Subsequently, moving image, screen and projection became a central part of Adrus' gallery work. A notable example is a long-term project developed over several exhibitions, taking as its starting point the Muslim Burial Ground in Woking, Surrey. The building was the initial burial site for Indian Army soldiers who, having fought for the British Empire during the First World War, died at the dedicated hospital established for them in Brighton Pavilion. It was left vacant in the 1960s after their bodies were exhumed and reinterred in the Military Cemetery at Brookwood. Adrus created moving image work related to this space to highlight ‘issues about War, Empire, and Islamic Architecture in the South East of England and notions of contemporary landscape in the Home Counties’ (Next We Change Earth exhibition catalogue, 2008).
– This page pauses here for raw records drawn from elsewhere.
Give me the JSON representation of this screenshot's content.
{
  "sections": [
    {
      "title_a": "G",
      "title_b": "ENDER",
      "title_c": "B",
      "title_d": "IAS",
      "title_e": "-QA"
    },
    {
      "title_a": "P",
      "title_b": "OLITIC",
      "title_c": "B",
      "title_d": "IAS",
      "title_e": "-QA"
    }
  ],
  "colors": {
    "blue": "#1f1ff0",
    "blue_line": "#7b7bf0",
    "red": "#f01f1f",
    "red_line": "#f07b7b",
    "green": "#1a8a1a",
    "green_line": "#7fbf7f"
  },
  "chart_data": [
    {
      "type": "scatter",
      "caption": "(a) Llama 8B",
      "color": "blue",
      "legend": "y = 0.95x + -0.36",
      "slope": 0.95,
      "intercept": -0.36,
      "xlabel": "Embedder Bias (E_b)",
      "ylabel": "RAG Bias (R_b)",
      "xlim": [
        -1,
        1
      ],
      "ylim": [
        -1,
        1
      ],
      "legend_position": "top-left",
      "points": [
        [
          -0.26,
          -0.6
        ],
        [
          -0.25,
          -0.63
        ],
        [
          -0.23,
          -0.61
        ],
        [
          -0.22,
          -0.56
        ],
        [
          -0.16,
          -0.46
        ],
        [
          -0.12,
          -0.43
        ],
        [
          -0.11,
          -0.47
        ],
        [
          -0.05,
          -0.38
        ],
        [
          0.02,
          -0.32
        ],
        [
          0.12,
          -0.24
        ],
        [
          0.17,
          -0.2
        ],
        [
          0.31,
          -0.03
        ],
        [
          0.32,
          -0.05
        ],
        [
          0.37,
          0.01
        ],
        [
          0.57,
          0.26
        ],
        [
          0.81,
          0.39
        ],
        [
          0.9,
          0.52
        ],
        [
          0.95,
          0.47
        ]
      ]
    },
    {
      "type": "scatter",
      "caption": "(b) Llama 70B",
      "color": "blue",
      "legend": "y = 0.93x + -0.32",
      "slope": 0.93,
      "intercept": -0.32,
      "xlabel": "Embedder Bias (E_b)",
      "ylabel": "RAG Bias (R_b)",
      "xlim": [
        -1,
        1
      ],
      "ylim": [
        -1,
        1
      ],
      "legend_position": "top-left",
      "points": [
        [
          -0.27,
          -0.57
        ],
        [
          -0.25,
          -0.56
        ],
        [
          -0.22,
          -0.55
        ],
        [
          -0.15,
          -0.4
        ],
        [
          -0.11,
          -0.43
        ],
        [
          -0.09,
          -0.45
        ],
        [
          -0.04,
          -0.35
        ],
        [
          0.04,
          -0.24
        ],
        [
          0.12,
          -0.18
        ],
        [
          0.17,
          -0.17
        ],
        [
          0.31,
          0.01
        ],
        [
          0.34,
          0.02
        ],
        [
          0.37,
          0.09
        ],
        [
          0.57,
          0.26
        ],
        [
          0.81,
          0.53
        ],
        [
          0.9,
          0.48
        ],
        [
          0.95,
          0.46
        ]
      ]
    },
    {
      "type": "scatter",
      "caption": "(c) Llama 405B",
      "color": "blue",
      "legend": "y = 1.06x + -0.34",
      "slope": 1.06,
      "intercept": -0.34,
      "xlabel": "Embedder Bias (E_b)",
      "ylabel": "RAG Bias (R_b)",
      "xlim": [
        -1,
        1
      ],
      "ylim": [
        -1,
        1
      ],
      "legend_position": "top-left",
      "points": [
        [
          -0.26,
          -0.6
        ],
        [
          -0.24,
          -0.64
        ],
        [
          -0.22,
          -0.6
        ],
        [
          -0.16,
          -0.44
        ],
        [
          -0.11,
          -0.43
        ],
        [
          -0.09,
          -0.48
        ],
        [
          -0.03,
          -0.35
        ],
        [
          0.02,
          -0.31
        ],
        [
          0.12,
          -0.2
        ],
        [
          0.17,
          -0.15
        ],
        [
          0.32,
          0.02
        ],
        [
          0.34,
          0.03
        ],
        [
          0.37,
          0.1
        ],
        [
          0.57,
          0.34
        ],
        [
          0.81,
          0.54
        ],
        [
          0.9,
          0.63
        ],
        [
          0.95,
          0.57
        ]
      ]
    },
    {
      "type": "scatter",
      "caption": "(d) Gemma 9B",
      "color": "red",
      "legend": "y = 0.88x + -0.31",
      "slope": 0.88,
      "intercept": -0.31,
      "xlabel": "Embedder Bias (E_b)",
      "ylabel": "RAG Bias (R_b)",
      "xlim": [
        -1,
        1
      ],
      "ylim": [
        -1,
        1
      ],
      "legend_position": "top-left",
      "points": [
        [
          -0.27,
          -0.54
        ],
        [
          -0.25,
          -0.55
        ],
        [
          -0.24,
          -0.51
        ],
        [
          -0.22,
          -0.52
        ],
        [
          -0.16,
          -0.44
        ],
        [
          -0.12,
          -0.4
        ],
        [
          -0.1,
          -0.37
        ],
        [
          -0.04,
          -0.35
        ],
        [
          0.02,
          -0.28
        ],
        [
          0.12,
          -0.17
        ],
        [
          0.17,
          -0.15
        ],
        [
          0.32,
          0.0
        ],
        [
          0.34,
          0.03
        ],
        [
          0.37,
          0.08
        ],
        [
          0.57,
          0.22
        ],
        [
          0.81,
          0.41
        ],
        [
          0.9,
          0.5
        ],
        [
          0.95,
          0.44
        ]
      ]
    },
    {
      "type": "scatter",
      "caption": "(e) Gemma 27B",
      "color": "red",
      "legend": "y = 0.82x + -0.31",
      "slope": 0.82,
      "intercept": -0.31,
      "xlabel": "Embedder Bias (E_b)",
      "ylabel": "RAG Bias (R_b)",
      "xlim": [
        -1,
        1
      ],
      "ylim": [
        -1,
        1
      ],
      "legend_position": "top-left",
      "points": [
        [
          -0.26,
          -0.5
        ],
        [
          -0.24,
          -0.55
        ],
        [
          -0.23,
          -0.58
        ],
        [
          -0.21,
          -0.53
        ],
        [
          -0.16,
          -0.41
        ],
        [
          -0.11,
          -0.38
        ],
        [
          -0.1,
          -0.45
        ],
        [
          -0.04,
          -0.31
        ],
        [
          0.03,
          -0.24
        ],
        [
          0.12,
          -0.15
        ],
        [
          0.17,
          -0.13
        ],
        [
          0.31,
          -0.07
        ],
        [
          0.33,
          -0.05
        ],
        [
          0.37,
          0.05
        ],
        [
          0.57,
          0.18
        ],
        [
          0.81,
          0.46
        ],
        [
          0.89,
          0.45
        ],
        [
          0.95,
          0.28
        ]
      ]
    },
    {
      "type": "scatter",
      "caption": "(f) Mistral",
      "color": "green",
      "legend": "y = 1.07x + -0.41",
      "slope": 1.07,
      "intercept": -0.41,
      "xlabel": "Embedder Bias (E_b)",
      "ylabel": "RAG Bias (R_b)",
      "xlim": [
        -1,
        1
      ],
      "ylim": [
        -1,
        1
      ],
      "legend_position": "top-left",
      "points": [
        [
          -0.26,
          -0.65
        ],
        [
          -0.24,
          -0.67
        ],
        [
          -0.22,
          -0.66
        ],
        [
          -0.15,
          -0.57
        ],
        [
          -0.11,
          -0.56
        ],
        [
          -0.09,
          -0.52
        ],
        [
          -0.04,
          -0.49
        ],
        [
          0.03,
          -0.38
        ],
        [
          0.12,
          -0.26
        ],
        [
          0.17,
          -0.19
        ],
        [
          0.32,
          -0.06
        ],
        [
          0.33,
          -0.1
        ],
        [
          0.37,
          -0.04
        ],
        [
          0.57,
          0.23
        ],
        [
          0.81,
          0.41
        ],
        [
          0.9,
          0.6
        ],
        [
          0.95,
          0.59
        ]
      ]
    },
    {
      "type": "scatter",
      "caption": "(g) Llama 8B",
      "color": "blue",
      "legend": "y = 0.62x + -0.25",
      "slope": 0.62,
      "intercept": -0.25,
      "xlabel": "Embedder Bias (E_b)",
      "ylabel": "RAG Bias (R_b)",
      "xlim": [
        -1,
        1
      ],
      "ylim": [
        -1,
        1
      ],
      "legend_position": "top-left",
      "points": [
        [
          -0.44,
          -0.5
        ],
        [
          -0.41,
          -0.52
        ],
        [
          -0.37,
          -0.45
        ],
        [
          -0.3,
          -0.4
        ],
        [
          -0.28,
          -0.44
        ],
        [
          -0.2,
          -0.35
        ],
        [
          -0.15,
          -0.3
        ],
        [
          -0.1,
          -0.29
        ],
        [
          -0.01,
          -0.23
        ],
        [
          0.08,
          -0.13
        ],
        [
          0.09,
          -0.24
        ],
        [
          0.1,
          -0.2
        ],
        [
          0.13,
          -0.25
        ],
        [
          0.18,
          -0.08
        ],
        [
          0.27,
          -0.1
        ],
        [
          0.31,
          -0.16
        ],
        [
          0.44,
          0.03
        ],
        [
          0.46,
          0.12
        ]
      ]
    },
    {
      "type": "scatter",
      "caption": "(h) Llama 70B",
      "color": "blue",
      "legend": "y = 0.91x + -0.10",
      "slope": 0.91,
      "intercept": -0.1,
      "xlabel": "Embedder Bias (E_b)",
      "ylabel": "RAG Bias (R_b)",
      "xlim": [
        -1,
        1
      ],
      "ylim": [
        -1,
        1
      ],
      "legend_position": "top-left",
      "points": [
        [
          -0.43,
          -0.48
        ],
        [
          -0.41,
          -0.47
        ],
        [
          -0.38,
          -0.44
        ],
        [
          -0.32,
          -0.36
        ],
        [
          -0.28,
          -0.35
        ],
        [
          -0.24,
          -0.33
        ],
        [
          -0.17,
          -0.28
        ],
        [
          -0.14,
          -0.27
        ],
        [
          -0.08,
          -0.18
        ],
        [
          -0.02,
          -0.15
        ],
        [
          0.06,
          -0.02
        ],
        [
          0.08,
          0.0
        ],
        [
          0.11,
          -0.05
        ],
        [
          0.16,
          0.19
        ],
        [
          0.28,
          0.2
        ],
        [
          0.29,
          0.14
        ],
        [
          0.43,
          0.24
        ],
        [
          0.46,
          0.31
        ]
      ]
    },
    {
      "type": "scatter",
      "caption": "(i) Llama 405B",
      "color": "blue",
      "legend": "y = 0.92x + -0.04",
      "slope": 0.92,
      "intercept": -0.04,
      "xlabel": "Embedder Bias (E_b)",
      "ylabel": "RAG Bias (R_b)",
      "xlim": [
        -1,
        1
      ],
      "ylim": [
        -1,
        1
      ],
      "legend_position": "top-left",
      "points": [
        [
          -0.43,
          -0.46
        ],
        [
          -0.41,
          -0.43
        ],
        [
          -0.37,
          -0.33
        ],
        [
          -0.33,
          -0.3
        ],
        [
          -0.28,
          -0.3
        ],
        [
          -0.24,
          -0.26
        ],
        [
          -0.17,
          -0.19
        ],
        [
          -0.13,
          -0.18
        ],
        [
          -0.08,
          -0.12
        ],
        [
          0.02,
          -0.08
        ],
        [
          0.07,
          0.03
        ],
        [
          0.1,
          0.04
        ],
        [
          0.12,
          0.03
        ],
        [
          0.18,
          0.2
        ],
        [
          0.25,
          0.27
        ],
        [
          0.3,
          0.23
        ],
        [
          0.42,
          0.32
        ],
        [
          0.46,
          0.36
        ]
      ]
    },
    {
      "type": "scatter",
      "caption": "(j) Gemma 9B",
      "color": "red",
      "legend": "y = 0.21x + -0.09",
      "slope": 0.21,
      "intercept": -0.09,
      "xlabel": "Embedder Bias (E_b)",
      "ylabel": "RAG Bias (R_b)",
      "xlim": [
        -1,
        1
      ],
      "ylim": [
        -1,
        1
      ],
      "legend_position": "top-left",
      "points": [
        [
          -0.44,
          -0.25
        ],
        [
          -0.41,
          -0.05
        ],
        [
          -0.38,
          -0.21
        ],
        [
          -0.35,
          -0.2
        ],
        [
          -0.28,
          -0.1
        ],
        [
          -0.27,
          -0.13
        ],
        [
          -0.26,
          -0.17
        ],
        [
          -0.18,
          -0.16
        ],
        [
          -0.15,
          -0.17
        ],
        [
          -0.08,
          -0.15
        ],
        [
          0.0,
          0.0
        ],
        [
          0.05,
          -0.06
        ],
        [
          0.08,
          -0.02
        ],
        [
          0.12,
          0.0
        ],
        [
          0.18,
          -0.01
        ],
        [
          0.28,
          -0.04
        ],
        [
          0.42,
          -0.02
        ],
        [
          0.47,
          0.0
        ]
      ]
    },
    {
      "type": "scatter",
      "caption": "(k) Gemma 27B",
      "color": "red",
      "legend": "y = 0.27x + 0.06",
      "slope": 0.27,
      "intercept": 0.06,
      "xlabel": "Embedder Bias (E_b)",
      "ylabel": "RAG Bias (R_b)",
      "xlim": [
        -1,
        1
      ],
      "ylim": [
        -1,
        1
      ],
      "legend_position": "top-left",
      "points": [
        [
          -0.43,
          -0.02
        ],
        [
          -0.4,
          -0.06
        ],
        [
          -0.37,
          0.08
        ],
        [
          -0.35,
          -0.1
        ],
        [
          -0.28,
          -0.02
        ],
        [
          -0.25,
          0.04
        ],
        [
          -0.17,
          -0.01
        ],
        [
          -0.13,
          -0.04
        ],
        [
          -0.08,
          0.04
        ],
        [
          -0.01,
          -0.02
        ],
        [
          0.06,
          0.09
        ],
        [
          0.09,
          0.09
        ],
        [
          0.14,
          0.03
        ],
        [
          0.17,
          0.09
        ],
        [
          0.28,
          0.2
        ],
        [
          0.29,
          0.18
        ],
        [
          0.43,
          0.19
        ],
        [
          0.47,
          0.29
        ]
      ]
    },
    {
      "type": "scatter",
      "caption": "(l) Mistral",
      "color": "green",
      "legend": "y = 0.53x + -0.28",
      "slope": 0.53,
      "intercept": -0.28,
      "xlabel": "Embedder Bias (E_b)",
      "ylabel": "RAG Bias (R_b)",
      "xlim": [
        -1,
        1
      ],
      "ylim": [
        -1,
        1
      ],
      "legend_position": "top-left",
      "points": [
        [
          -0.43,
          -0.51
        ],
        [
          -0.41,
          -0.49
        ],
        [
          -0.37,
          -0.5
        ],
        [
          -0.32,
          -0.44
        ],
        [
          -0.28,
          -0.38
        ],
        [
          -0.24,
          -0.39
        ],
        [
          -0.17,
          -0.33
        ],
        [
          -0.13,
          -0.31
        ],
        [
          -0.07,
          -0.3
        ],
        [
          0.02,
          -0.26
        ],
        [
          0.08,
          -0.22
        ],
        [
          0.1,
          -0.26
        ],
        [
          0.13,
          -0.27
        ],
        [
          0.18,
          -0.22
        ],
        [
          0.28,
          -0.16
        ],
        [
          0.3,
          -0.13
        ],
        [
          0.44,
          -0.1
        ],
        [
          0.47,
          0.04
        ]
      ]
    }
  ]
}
The Lost Pavilion project was screened at Tate Britain in London, and then in the substantial exhibition, Pavilion Recaptured, shown at Southampton Museum & Art Gallery the same year and The Lightbox, Woking in 2008. Other exhibitions related to the project include Said Adrus: Recaptured 2014 at New Art Exchange, Nottingham (2014–15), and Said Adrus: Lost Pavilion & Pavilion V at Autograph, London (2017). Said Adrus lives and works between London, England and Bern, Switzerland. His work is represented in UK public collections, including Bradford Museum & Art Gallery, Leicestershire Education Authority and Nottinghamshire County Council.